Isabelle Quanquoit, de l'Hyper U de Guichen

Crédit : Noëlline Garon

Quelle est l’empreinte carbone de notre chariot de courses ? Pour la première fois en France, une expérimentation est menée dans un supermarché, près de Rennes, à l’Hyper U de Guichen. On reçoit par mail, avec le ticket de caisse, le bilan carbone de nos achats. Un indicateur global calculé par Tickarbone, une société finistérienne.

 

Un ordre de grandeur déjà intéressant

 

Le calcul repose sur des données moyennes fournies par l’ADEME, couvrant près de 3 000 catégories de produits. Chaque catégorie — des biscuits aux différentes pièces de viande — est associée à une estimation d’émissions. Cette méthode permet d’obtenir un ordre de grandeur, même si une marge d’erreur d’environ 30 % subsiste.

Malgré ces limites, l’objectif est d’apporter une première information là où il n’en existait pas, selon Guillaume Dersrocques, fondateur et dirigeant. « En fait, l’ADEME  fait ce travail d’aller chercher statistiquement ces valeurs depuis 2016. En France, en distribution, quand vous avez un paquet de cookies, statistiquement, les recettes vont être assez proches les unes des autres. Les provenances aussi, comme les emballages. Ensuite, il y a des différences qui vont apparaître entre les produits. Mais il y en aura moins, par exemple, entre deux paquets de cookies qu’entre un paquet de cookies et une salade ou même un saucisson. »

Guillaume Desrocques

Crédit : Noëlline Garon

L’analyse montre que les principales sources d’émissions proviennent de l’agriculture et de la transformation des produits, qui représentent à elles seules près de 60 % du total. Le transport, souvent perçu comme central, arrive derrière, suivi de l’emballage. La phase de consommation et de gestion des déchets reste marginale, autour de 1,5 %, avec des variations selon les produits.

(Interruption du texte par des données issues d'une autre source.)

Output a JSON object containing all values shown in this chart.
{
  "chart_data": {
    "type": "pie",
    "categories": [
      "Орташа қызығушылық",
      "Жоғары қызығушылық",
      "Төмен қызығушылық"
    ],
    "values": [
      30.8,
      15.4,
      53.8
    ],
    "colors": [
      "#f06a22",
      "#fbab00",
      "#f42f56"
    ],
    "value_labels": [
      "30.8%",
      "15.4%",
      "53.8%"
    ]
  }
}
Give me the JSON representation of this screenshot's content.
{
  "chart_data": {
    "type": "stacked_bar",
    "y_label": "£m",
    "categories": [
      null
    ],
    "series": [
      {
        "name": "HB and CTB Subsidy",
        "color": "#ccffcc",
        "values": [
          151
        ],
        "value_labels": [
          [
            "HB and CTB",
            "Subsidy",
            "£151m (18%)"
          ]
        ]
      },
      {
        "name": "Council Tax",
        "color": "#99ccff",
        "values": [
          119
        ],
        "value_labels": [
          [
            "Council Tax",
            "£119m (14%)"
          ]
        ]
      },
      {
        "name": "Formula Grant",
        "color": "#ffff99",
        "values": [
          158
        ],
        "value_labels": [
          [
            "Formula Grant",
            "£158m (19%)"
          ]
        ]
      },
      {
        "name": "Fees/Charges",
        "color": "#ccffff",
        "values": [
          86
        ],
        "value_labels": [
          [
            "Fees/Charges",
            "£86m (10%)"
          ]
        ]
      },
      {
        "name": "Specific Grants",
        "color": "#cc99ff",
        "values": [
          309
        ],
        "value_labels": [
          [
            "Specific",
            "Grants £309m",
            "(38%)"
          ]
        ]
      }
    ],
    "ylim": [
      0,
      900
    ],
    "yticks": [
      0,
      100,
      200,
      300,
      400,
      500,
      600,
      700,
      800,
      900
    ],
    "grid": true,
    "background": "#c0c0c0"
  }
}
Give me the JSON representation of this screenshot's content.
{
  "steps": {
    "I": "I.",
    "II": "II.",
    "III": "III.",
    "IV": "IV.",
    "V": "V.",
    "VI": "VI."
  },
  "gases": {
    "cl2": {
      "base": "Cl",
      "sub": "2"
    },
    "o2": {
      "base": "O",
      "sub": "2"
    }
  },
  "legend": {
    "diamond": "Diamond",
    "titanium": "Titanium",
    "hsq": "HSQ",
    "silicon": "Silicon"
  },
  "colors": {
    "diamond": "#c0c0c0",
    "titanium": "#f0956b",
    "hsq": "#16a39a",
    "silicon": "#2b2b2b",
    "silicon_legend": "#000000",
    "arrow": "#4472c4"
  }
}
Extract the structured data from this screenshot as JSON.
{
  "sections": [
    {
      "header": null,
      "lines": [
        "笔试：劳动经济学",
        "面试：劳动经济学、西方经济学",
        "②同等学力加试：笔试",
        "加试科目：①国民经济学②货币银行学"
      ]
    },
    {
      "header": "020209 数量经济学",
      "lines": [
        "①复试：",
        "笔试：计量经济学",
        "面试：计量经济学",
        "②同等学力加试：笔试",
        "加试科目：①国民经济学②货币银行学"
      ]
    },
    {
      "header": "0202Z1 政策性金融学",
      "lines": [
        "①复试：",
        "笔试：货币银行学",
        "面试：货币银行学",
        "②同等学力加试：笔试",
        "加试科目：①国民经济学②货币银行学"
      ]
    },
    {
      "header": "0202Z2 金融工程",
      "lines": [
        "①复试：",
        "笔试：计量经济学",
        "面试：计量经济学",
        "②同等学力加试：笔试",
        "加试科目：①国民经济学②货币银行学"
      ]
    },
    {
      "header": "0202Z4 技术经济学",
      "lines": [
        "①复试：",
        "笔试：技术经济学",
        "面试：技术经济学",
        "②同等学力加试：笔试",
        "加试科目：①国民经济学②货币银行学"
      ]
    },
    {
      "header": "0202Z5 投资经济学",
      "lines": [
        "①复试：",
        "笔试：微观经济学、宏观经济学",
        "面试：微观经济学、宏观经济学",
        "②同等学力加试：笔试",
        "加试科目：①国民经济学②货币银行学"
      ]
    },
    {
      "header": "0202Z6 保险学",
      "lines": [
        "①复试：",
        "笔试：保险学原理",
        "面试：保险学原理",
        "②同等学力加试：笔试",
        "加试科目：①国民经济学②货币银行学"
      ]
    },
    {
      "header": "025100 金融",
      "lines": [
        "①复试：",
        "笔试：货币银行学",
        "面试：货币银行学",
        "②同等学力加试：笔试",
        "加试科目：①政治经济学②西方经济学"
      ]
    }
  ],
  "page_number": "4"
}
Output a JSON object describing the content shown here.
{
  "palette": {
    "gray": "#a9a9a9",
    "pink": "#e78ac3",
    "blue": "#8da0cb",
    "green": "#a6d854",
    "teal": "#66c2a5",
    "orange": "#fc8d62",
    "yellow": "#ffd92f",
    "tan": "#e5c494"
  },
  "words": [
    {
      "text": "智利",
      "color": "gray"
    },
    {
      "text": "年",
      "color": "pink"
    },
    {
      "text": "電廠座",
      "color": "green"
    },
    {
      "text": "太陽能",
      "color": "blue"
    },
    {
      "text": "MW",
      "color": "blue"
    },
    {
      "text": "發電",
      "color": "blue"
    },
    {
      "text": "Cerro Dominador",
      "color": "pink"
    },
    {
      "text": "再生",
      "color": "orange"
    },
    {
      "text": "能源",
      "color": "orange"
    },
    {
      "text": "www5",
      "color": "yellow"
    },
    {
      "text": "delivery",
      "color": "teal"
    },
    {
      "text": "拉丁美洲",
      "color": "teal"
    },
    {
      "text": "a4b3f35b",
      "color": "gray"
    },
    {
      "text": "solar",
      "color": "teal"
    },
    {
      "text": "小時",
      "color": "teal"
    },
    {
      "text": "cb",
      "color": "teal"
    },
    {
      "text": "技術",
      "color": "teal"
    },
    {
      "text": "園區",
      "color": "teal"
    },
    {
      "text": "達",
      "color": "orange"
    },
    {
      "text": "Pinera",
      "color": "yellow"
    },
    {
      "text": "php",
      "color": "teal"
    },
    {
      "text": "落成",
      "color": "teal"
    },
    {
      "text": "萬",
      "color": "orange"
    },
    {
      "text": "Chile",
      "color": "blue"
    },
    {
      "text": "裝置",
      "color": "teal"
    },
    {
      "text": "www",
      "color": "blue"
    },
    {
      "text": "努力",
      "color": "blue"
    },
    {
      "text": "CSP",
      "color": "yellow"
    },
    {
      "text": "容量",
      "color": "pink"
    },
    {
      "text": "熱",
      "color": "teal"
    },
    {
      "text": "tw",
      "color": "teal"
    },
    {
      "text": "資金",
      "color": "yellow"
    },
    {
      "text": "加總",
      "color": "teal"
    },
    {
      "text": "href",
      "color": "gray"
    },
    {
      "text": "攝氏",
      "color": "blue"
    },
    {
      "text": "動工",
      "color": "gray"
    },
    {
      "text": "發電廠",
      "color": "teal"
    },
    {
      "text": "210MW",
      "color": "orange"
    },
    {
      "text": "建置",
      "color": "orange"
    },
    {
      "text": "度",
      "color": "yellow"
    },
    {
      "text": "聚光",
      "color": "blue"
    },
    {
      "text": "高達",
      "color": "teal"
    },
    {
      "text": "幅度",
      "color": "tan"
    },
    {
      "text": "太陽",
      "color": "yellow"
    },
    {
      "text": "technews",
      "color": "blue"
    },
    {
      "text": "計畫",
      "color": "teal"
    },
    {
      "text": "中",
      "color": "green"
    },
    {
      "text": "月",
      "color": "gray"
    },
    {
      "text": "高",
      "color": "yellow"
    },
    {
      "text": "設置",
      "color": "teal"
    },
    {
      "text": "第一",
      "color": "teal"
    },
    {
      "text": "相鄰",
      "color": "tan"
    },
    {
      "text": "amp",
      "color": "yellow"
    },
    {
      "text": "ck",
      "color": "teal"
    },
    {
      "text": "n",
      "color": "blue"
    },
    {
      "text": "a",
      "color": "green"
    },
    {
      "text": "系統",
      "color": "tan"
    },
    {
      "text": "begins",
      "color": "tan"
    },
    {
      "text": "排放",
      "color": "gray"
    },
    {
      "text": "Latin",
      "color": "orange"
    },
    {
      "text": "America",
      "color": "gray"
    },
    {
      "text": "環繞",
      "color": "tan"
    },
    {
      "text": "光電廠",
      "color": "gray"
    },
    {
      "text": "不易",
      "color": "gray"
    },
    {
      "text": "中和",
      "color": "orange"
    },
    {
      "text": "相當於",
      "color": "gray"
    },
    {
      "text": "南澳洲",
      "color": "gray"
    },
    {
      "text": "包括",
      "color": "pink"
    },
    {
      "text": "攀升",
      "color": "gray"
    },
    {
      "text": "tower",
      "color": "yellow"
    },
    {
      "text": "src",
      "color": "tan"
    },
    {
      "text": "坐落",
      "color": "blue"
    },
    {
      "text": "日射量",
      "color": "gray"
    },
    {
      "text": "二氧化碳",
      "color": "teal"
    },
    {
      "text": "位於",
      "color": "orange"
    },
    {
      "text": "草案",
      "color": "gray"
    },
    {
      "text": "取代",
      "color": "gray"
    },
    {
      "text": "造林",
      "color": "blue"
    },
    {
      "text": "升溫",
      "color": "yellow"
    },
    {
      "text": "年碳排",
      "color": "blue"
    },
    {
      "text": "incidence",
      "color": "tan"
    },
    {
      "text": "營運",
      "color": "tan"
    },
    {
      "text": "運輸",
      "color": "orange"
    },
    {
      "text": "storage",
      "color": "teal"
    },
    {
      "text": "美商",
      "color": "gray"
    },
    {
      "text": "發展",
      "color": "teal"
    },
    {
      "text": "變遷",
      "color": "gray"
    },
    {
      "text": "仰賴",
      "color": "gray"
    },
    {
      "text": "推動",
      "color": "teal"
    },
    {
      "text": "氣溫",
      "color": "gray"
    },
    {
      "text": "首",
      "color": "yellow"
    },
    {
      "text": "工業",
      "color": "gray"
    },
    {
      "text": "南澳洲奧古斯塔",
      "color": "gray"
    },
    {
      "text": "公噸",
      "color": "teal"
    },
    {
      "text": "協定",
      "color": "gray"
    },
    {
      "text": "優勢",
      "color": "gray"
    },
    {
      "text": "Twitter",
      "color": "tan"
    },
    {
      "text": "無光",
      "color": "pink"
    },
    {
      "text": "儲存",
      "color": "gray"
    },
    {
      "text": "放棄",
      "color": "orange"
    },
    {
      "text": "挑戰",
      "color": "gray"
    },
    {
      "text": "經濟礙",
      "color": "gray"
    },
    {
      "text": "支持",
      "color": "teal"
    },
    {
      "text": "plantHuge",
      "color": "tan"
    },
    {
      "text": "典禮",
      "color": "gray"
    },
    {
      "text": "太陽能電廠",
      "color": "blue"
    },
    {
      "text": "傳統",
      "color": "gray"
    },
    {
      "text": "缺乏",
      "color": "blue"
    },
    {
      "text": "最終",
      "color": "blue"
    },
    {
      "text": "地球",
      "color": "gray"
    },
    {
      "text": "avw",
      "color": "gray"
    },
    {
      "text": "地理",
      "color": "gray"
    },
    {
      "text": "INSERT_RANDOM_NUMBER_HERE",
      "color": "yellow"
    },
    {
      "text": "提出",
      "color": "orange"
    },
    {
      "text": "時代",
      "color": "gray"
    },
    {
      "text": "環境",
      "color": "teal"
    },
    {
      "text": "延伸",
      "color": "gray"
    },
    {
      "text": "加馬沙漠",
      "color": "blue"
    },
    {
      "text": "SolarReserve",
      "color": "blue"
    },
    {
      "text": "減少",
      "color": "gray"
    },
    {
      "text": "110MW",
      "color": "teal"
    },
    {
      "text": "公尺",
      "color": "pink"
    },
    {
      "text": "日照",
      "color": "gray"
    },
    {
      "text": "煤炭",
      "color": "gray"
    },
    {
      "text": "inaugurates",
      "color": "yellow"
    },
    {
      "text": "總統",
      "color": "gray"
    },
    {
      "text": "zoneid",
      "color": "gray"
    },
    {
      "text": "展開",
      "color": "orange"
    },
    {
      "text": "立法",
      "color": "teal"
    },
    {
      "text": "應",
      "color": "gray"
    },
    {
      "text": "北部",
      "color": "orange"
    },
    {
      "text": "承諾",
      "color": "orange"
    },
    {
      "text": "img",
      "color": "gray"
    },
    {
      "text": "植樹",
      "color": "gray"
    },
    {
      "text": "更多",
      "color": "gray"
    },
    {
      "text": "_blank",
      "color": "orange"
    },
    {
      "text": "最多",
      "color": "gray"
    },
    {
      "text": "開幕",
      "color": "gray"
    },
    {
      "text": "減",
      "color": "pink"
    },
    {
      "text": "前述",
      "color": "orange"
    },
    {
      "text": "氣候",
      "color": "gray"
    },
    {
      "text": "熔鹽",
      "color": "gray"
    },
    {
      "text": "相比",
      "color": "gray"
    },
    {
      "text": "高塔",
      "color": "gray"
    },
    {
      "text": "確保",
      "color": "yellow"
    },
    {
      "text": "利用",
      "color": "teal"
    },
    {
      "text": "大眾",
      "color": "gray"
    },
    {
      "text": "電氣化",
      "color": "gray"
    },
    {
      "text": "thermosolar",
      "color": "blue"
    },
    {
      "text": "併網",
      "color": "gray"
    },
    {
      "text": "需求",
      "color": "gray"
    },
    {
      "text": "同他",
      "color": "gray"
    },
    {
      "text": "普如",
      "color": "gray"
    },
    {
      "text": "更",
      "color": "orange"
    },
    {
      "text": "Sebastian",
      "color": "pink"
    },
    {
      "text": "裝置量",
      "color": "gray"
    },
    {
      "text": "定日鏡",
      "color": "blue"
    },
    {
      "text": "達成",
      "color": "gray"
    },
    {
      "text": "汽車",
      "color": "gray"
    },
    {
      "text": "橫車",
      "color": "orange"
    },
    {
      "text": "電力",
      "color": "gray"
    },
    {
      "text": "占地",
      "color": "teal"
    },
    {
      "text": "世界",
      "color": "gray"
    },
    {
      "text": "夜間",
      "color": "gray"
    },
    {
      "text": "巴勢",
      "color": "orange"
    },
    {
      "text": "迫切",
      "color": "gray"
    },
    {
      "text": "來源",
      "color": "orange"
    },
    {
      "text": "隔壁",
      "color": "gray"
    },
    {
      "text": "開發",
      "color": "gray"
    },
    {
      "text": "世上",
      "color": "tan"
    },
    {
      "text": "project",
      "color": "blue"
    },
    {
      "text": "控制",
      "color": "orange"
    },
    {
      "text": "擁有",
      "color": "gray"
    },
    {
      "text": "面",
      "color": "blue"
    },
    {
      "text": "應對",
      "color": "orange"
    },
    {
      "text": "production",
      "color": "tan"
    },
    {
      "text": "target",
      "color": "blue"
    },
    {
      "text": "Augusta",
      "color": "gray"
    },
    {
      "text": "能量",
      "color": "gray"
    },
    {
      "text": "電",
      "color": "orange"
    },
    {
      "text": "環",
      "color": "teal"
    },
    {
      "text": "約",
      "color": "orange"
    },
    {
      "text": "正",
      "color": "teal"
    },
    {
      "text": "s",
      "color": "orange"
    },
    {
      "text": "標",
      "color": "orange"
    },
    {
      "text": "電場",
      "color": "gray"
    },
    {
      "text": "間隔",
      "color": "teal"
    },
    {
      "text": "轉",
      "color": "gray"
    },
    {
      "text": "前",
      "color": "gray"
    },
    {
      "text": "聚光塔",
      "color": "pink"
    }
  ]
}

Si les clients sont globalement informés de cette initiative, peu ont encore consulté leur bilan carbone.

 

Demain des données encore plus précises

 

L’enseigne envisage donc d’aller plus loin en affichant directement en rayon l’empreinte environnementale des produits, à l’image du Nutri-Score. À terme, l’objectif serait de proposer des données encore plus précises, basées sur l’analyse du cycle de vie, afin de mieux valoriser les produits et les pratiques les plus respectueux de l’environnement.

Cette démarche vise à encourager des choix de consommation plus éclairés, en montrant par exemple les différences d’impact entre des produits similaires. Tickarbone ambitionne ainsi de sensibiliser au moins 5 % des clients de la grande distribution d’ici 2028.

D’autres expérimentations pourraient prochainement voir le jour, notamment dans le Finistère.